MCAM Identifies Encephalitogenic TH17 Lymphocytes and Promotes Their Recruitment to the CNS (SC02.001)

Abstract

Objective: Our hypothesis is that MCAM plays an important role in CNS inflammation by promoting migration of aggressive autoreactive lymphocytes through the BBB into the CNS parenchyma. Background In multiple sclerosis (MS), encephalitogenic CD4 + lymphocytes require adhesion molecules to accumulate into central nervous system (CNS) lesions. Blocking of alpha4beta1 integrin reduces relapses but serious adverse events can arise because of the resulting CNS immunosuppression.
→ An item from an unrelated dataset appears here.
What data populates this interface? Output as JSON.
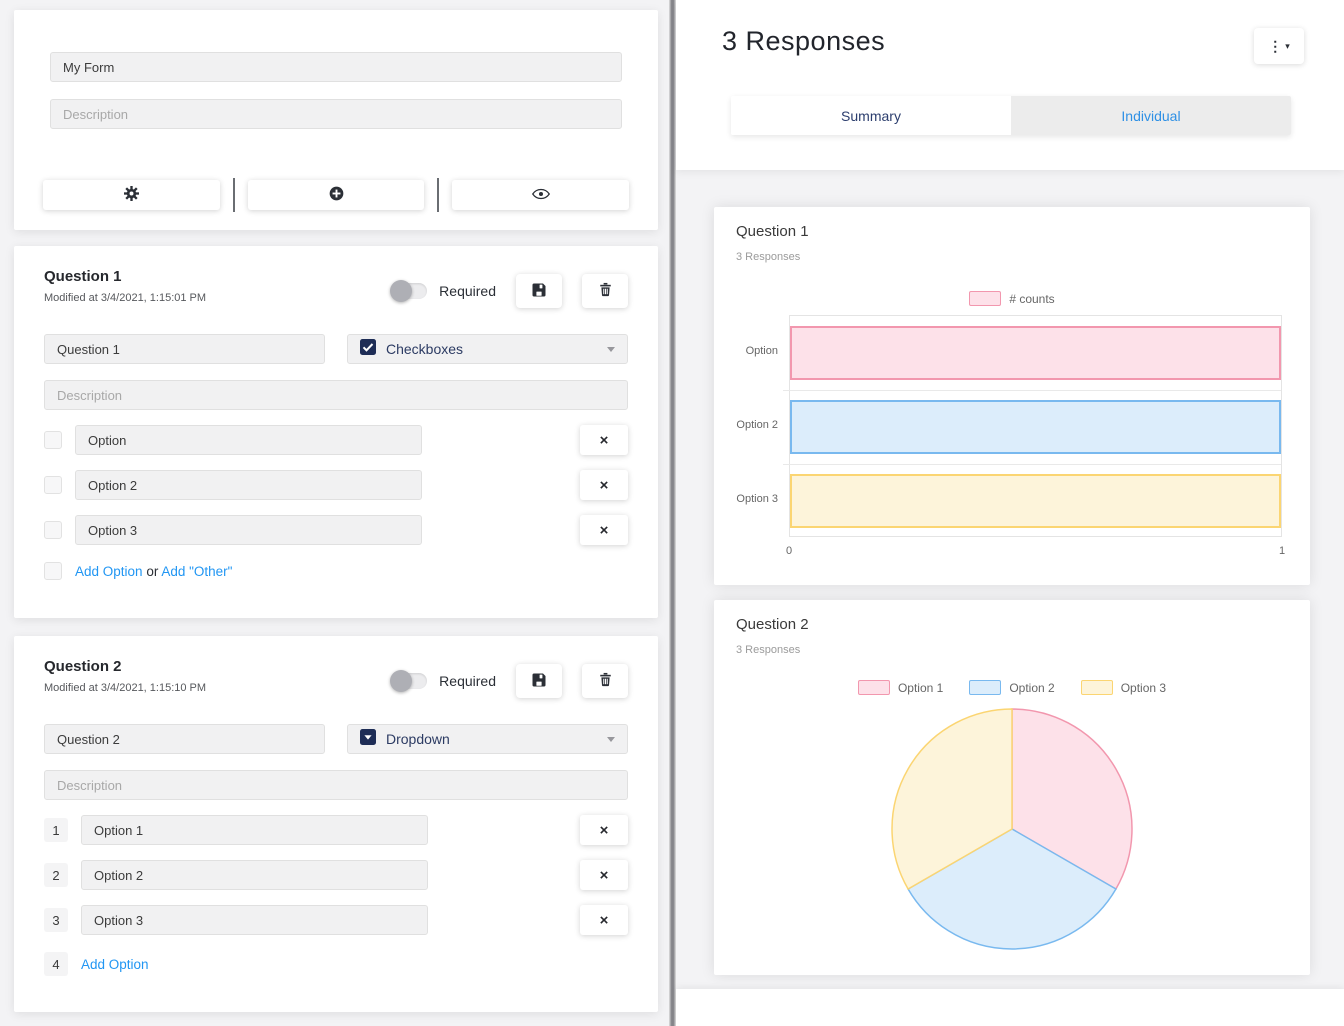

Thus, we need to identify new molecules specifically involved in the recruitment through the BBB of highly inflammatory immune cell populations such as T H 17 lymphocytes. We identified expression of melanoma cell adhesion molecule (MCAM), a molecule that can interact with itself, on a subset of human effector memory CD4+ lymphocytes and on blood-brain barrier (BBB) endothelium. Design/Methods: Combination of ex vivo, in vitro and in situ studies using human and mouse material from healthy controls and from MS subjects and from the MS mouse model Experimental Autoimmune Encephalomyelitis (EAE). In vivo studies in EAE. Results: We demonstrate that MCAM is co-expressed by RORgamma + and IL-23Receptor + memory CD4 + lymphocytes, and that MCAM + lymphocytes express more IL-17, IL-22, GM-CSF and Granzyme B than MCAM neg lymphocytes. The proportion of MCAM + CD4 + lymphocytes is higher in the blood and in the CNS of patients affected by MS and in EAE animals, as compared to controls, and MCAM is strikingly up-regulated at the level of the BBB within lesions. Furthermore, MCAM + T H 17 lymphocytes migrate more efficiently than MCAM neg cells and MCAM blockade reduces T H 17 lymphocyte adhesion and transmigration across BBB-ECs in vitro. In vivo , MCAM depletion dampens the clinical and pathological severity of EAE and the infiltration of IL-17 + lymphocytes in the CNS of EAE animals. Conclusions: Our findings indicate that MCAM could serve as a biomarker for T H 17-dependent diseases and represents a valuable target for the treatment of T H 17-dependent CNS inflammation. Supported by: The MSSociety of Canada and the CIHR. Disclosure: Dr. Larochelle has nothing to disclose. Dr. Cayrol has nothing to disclose. Dr. Kebir has nothing to disclose. Dr. Lecuyer has nothing to disclose. Dr. Alvarez has nothing to disclose. Dr. Arbour has nothing to disclose. Dr. Prat has nothing to disclose.